What is LoRA?

Textual Inversion was a technique to compress "appearances difficult to explain in text" into a single word, but it does not have the power to make the model draw something it doesn't know from scratch.

When you wanted to "make the model draw something it originally couldn't!", conventionally you needed to fine-tune the entire model. However, training costs are quite high.

So, LoRA (Low-Rank Adaptation), which was originally used in LLMs, came to be used.

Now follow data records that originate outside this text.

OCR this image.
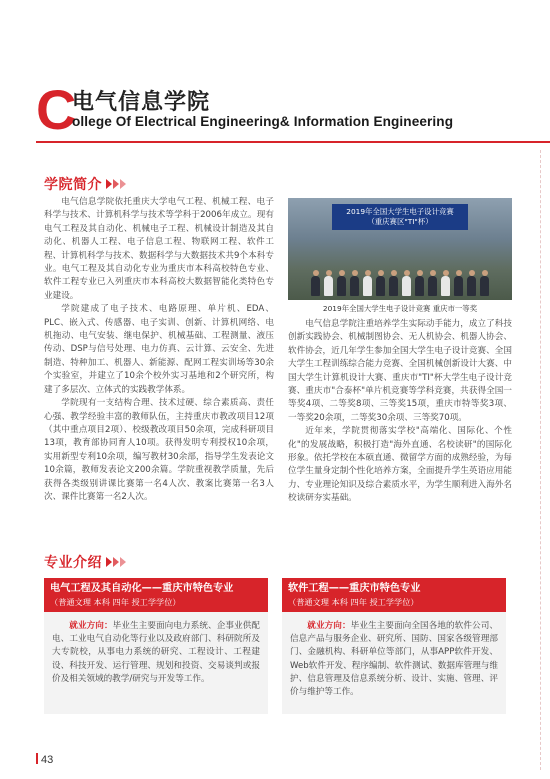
C
电气信息学院
ollege Of Electrical Engineering& Information Engineering
学院简介

电气信息学院依托重庆大学电气工程、机械工程、电子科学与技术、计算机科学与技术等学科于2006年成立。现有电气工程及其自动化、机械电子工程、机械设计制造及其自动化、机器人工程、电子信息工程、物联网工程、软件工程、计算机科学与技术、数据科学与大数据技术共9个本科专业。电气工程及其自动化专业为重庆市本科高校特色专业、软件工程专业已入列重庆市本科高校大数据智能化类特色专业建设。

学院建成了电子技术、电路原理、单片机、EDA、PLC、嵌入式、传感器、电子实训、创新、计算机网络、电机拖动、电气安装、继电保护、机械基础、工程测量、液压传动、DSP与信号处理、电力仿真、云计算、云安全、先进制造、特种加工、机器人、新能源、配网工程实训场等30余个实验室，并建立了10余个校外实习基地和2个研究所，构建了多层次、立体式的实践教学体系。

学院现有一支结构合理、技术过硬、综合素质高、责任心强、教学经验丰富的教师队伍，主持重庆市教改项目12项（其中重点项目2项）、校级教改项目50余项，完成科研项目13项，教育部协同育人10项。获得发明专利授权10余项，实用新型专利10余项，编写教材30余部，指导学生发表论文10余篇，教师发表论文200余篇。学院重视教学质量，先后获得各类级别讲课比赛第一名4人次、教案比赛第一名3人次、课件比赛第一名2人次。

2019年全国大学生电子设计竞赛
（重庆赛区"TI"杯）
2019年全国大学生电子设计竞赛 重庆市一等奖

电气信息学院注重培养学生实际动手能力，成立了科技创新实践协会、机械制图协会、无人机协会、机器人协会、软件协会，近几年学生参加全国大学生电子设计竞赛、全国大学生工程训练综合能力竞赛、全国机械创新设计大赛、中国大学生计算机设计大赛、重庆市"TI"杯大学生电子设计竞赛、重庆市"合泰杯"单片机竞赛等学科竞赛，共获得全国一等奖4项、二等奖8项、三等奖15项，重庆市特等奖3项、一等奖20余项，二等奖30余项、三等奖70项。

近年来，学院贯彻落实学校"高端化、国际化、个性化"的发展战略，积极打造"海外直通、名校读研"的国际化形象。依托学校在本硕直通、微留学方面的成熟经验，为每位学生量身定制个性化培养方案，全面提升学生英语应用能力、专业理论知识及综合素质水平，为学生顺利进入海外名校读研夯实基础。

专业介绍
电气工程及其自动化——重庆市特色专业
（普通文理 本科 四年 授工学学位）
就业方向：毕业生主要面向电力系统、企事业供配电、工业电气自动化等行业以及政府部门、科研院所及大专院校，从事电力系统的研究、工程设计、工程建设、科技开发、运行管理、规划和投资、交易谈判或报价及相关领域的教学/研究与开发等工作。
软件工程——重庆市特色专业
（普通文理 本科 四年 授工学学位）
就业方向：毕业生主要面向全国各地的软件公司、信息产品与服务企业、研究所、国防、国家各级管理部门、金融机构、科研单位等部门，从事APP软件开发、Web软件开发、程序编制、软件测试、数据库管理与维护、信息管理及信息系统分析、设计、实施、管理、评价与维护等工作。
43
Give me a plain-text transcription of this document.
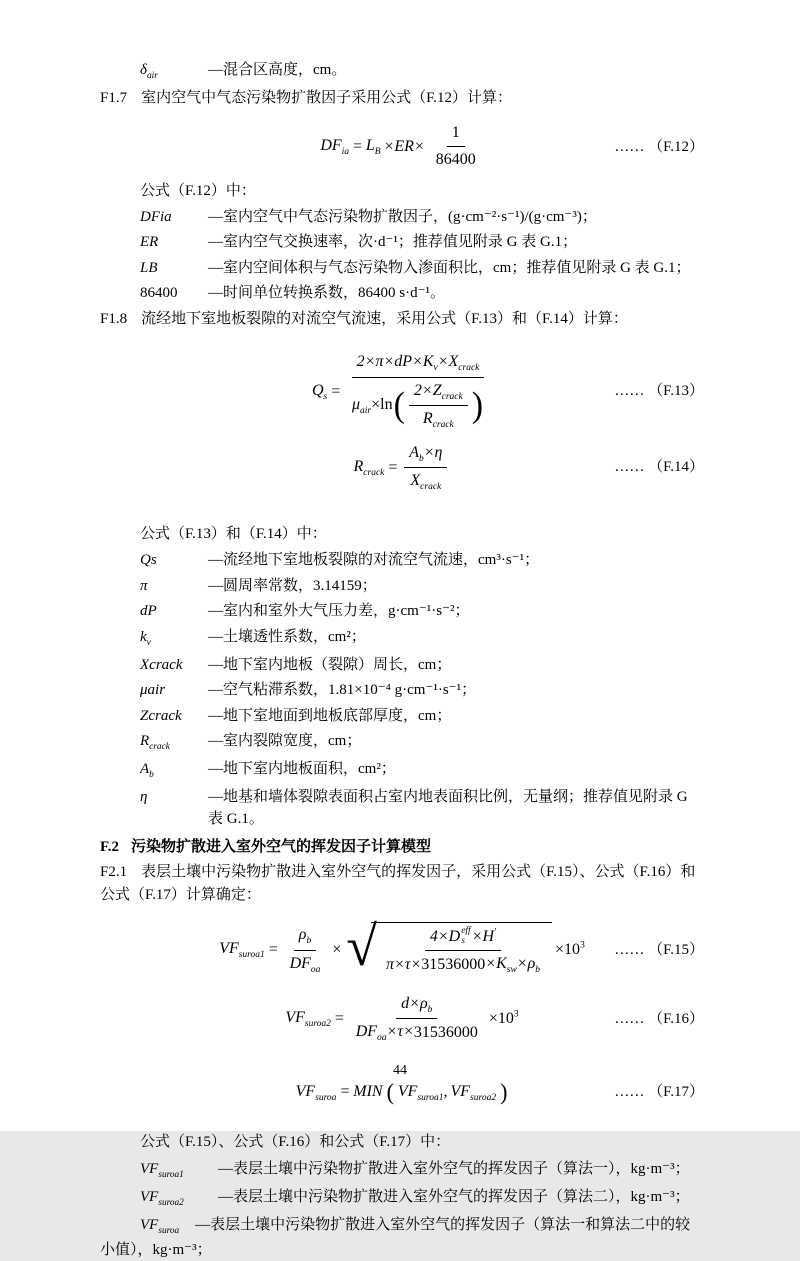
$\delta_{air}$	—混合区高度，cm。

F1.7 室内空气中气态污染物扩散因子采用公式（F.12）计算：

$DF_{ia} = L_B \times ER\times \frac{1}{86400}$	…… （F.12）

公式（F.12）中：

DFia	—室内空气中气态污染物扩散因子，(g·cm⁻²·s⁻¹)/(g·cm⁻³)；
ER	—室内空气交换速率，次·d⁻¹；推荐值见附录 G 表 G.1；
LB	—室内空间体积与气态污染物入渗面积比，cm；推荐值见附录 G 表 G.1；
86400	—时间单位转换系数，86400 s·d⁻¹。

F1.8 流经地下室地板裂隙的对流空气流速，采用公式（F.13）和（F.14）计算：

$Q_s$ =
$2\times\pi\times dP\times K_v\times X_{crack}$
$\mu_{air}\times\ln$ ( $\frac{2\times Z_{crack}}{R_{crack}}$ )	…… （F.13）
$R_{crack} = \frac{A_b\times\eta}{X_{crack}}$	…… （F.14）

公式（F.13）和（F.14）中：

Qs	—流经地下室地板裂隙的对流空气流速，cm³·s⁻¹；
π	—圆周率常数，3.14159；
dP	—室内和室外大气压力差，g·cm⁻¹·s⁻²；
$k_v$	—土壤透性系数，cm²；
Xcrack	—地下室内地板（裂隙）周长，cm；
μair	—空气粘滞系数，1.81×10⁻⁴ g·cm⁻¹·s⁻¹；
Zcrack	—地下室地面到地板底部厚度，cm；
$R_{crack}$	—室内裂隙宽度，cm；
$A_b$	—地下室内地板面积，cm²；
η	—地基和墙体裂隙表面积占室内地表面积比例，无量纲；推荐值见附录 G 表 G.1。

F.2 污染物扩散进入室外空气的挥发因子计算模型

F2.1 表层土壤中污染物扩散进入室外空气的挥发因子，采用公式（F.15）、公式（F.16）和公式（F.17）计算确定：

$VF_{suroa1} = \frac{\rho_b}{DF_{oa}}$ × √ 4×D eff
s ×H′
$\pi\times\tau\times 31536000 \times K_{sw}\times\rho_b \times 10^3$ …… （F.15）
$VF_{suroa2} = \frac{d\times\rho_b}{DF_{oa}\times\tau\times 31536000} \times 10^3$	…… （F.16）
$VF_{suroa}$ = MIN ( $VF_{suroa1}$, $VF_{suroa2}$ )	…… （F.17）

公式（F.15）、公式（F.16）和公式（F.17）中：

$VF_{suroa1}$	—表层土壤中污染物扩散进入室外空气的挥发因子（算法一），kg·m⁻³；
$VF_{suroa2}$	—表层土壤中污染物扩散进入室外空气的挥发因子（算法二），kg·m⁻³；
$VF_{suroa}$ —表层土壤中污染物扩散进入室外空气的挥发因子（算法一和算法二中的较小值），kg·m⁻³；
44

LoRA uses a method where instead of rewriting the weights of the model itself, only the "difference" is saved externally as small additional data. You can add new styles and characters to the base model as if loading an expansion pack later.


text2image Applying LoRA

Downloading LoRA

This time, as an example, let's use a LoRA that makes it look like pixel art.

  • 8bitdiffuser 64x
  •  📂ComfyUI/
       └── 📂models/
           └── 📂loras/
               └── PX64NOCAP_epoch_10.safetensors
    

workflow

SD1.5_lora.json
  • 🟩 Add a Load LoRA node.
    • Connect it so that it is sandwiched between Load Checkpoint and CLIP Text Encode / KSampler.
    • Pass both MODEL and CLIP through Load LoRA.
  • strength_model / strength_clip : The application strength of LoRA. Basically 1.0, but lower it if it works too strongly.
  • 🟨 Trigger Word
    • Just applying LoRA adds the ability to draw pixel art to the base model internally.
    • However, to ensure that ability is brought out, you need to include the word the author used during training in the prompt.
    • This is called a trigger word. In this LoRA, pixel_art is the trigger word.

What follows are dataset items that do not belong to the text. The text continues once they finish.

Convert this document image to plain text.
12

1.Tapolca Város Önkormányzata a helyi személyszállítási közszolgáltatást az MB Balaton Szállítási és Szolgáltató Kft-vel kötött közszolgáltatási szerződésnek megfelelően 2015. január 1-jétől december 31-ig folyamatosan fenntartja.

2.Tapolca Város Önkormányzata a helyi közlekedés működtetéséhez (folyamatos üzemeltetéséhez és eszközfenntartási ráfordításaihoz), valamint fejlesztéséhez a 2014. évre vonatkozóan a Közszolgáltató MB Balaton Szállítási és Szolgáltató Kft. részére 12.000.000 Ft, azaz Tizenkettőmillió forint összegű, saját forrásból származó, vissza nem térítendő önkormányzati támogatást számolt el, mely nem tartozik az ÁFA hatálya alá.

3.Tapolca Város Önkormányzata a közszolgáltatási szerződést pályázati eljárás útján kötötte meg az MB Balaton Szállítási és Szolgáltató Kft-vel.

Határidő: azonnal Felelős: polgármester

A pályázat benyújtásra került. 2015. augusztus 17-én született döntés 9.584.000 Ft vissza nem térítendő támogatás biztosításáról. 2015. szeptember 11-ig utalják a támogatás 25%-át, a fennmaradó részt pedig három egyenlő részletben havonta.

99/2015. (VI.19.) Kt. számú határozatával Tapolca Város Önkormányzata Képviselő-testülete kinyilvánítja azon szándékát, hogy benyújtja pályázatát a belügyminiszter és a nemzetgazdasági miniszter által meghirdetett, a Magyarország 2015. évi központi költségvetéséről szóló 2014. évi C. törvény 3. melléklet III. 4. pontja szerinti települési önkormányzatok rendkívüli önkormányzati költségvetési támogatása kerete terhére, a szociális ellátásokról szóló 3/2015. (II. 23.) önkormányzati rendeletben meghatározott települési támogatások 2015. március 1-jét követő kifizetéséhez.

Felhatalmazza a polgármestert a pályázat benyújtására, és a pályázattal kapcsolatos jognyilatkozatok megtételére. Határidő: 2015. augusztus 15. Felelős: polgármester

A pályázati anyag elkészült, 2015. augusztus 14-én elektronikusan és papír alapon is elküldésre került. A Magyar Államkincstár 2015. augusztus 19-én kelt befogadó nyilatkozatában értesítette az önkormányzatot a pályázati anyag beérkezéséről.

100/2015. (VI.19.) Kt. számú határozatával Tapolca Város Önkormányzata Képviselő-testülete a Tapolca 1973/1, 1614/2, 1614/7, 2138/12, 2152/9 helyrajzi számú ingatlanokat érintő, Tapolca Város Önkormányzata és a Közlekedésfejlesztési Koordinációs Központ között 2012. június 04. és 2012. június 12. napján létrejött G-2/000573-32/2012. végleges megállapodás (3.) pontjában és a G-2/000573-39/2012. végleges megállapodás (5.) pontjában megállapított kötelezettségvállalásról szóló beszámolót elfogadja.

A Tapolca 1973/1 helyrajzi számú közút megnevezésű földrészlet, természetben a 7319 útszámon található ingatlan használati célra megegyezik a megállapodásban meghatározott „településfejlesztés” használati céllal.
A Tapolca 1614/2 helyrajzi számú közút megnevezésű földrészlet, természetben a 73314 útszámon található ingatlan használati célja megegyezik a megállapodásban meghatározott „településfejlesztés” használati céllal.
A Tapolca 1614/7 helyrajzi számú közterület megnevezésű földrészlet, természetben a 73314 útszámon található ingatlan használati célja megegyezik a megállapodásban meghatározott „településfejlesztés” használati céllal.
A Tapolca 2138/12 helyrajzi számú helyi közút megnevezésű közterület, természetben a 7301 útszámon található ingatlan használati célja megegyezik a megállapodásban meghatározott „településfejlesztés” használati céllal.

LoRA with Flux.1 and Later Models

Change in Design Philosophy of Image Generation AI

In Stable Diffusion 1.5 and SDXL, when applying LoRA, it was common to target both the diffusion model (the core of image generation) and the text encoder (which interprets prompts) for learning.

However, in models after Flux.1, large language models like T5 and Qwen have been adopted for the text encoder. These are like small ChatGPTs and already have general-purpose language understanding capabilities, so re-training them for image generation is inefficient, and may even degrade performance.

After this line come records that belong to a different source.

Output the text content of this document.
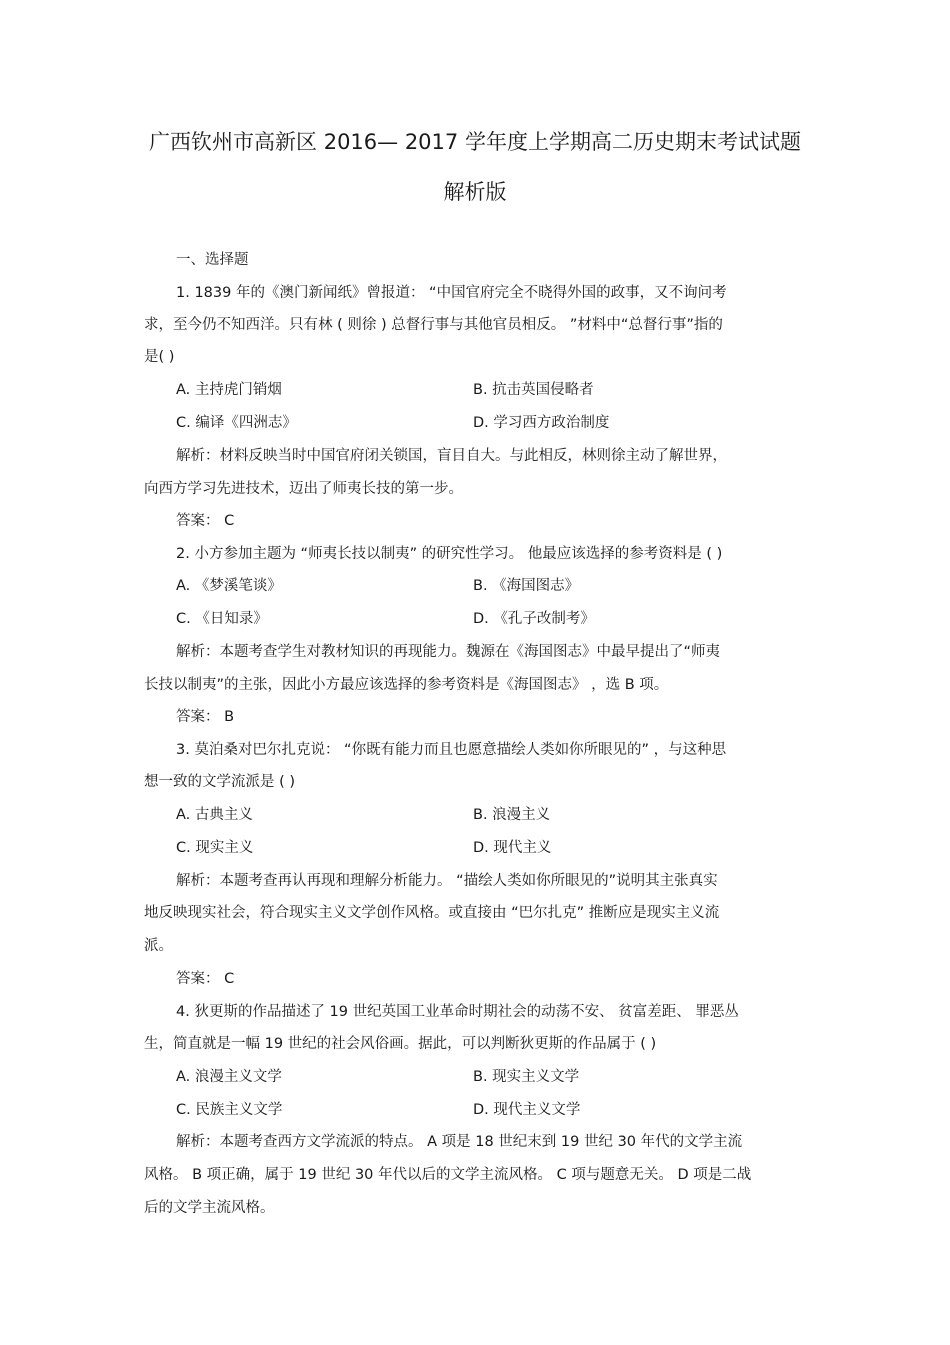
广西钦州市高新区 2016— 2017 学年度上学期高二历史期末考试试题
解析版
一、选择题
1. 1839 年的《澳门新闻纸》曾报道： “中国官府完全不晓得外国的政事，又不询问考
求，至今仍不知西洋。只有林 ( 则徐 ) 总督行事与其他官员相反。 ”材料中“总督行事”指的
是( )
A. 主持虎门销烟	B. 抗击英国侵略者
C. 编译《四洲志》	D. 学习西方政治制度
解析：材料反映当时中国官府闭关锁国，盲目自大。与此相反，林则徐主动了解世界，
向西方学习先进技术，迈出了师夷长技的第一步。
答案： C
2. 小方参加主题为 “师夷长技以制夷” 的研究性学习。 他最应该选择的参考资料是 ( )
A. 《梦溪笔谈》	B. 《海国图志》
C. 《日知录》	D. 《孔子改制考》
解析：本题考查学生对教材知识的再现能力。魏源在《海国图志》中最早提出了“师夷
长技以制夷”的主张，因此小方最应该选择的参考资料是《海国图志》 ，选 B 项。
答案： B
3. 莫泊桑对巴尔扎克说： “你既有能力而且也愿意描绘人类如你所眼见的” ，与这种思
想一致的文学流派是 ( )
A. 古典主义	B. 浪漫主义
C. 现实主义	D. 现代主义
解析：本题考查再认再现和理解分析能力。 “描绘人类如你所眼见的”说明其主张真实
地反映现实社会，符合现实主义文学创作风格。或直接由 “巴尔扎克” 推断应是现实主义流
派。
答案： C
4. 狄更斯的作品描述了 19 世纪英国工业革命时期社会的动荡不安、 贫富差距、 罪恶丛
生，简直就是一幅 19 世纪的社会风俗画。据此，可以判断狄更斯的作品属于 ( )
A. 浪漫主义文学	B. 现实主义文学
C. 民族主义文学	D. 现代主义文学
解析：本题考查西方文学流派的特点。 A 项是 18 世纪末到 19 世纪 30 年代的文学主流
风格。 B 项正确，属于 19 世纪 30 年代以后的文学主流风格。 C 项与题意无关。 D 项是二战
后的文学主流风格。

Therefore, in the latest models, the design where the text encoder is fixed and only the diffusion model itself is trained has become mainstream.

LoRA Follows Suit

LoRA also follows this.

Up to SDXL, both the diffusion model and the text encoder were trained, but in models after Flux.1, LoRA training and application are also for the diffusion model only.

Changes in ComfyUI Workflow

You could use the Load LoRA node, but it's not very elegant to connect a node to a CLIP that isn't being used. So, the LoraLoaderModelOnly node is provided instead. As the name suggests, it is a node that applies LoRA only to the MODEL (diffusion model).

Flux.1_lora.json

In new models, LoRA is applied like this. Please remember this.